Teens who are depressed may need more intensive treatment, such as in a psychiatric hospital or day program that provides counseling and other therapies. These include interpersonal therapy, cognitive behavioral therapy and dialectical behavior therapy. These types of therapy can help people learn ways to cope with life stressors, change negative thinking patterns and develop healthy exercise and sleeping routines.

Adolescent Suicide

Most suicides occur among people with serious mental disorders, and adolescence is the peak age for developing such conditions. Suicide hotlines are available in most areas, and hospitals with emergency wards for mental health problems provide help during crisis situations. Treatment may include medications or talk therapy. Children and adolescents with major psychiatric disorders have increased risk for suicide, including schizophrenia, anorexia nervosa and severe depression. Family issues can also increase a child’s risk, such as one or more parents with alcohol or drug problems, divorce, separation and incarceration of a parent, parental abuse and neglect.

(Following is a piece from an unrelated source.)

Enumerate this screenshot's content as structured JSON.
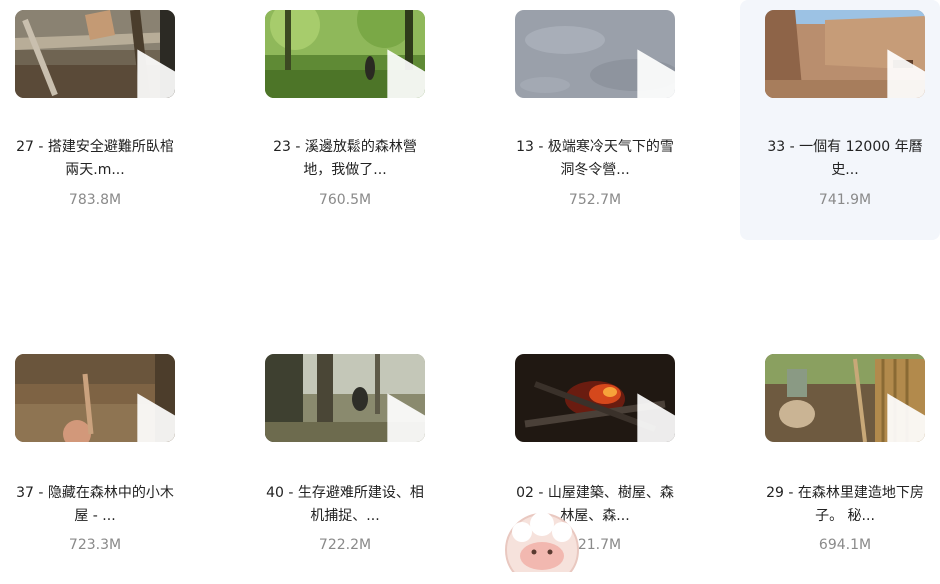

Adolescents experiencing a traumatic event may develop post-traumatic stress disorder, which can increase the risk for suicide. They may experience mood changes, long periods of re-experiencing traumatic symptoms (intrusive thoughts or nightmares) and emotional numbing. It is important that trauma patients be screened for depression and suicidal ideation, but less than 50% of suicide-risk patients are screened at level I and II trauma centers.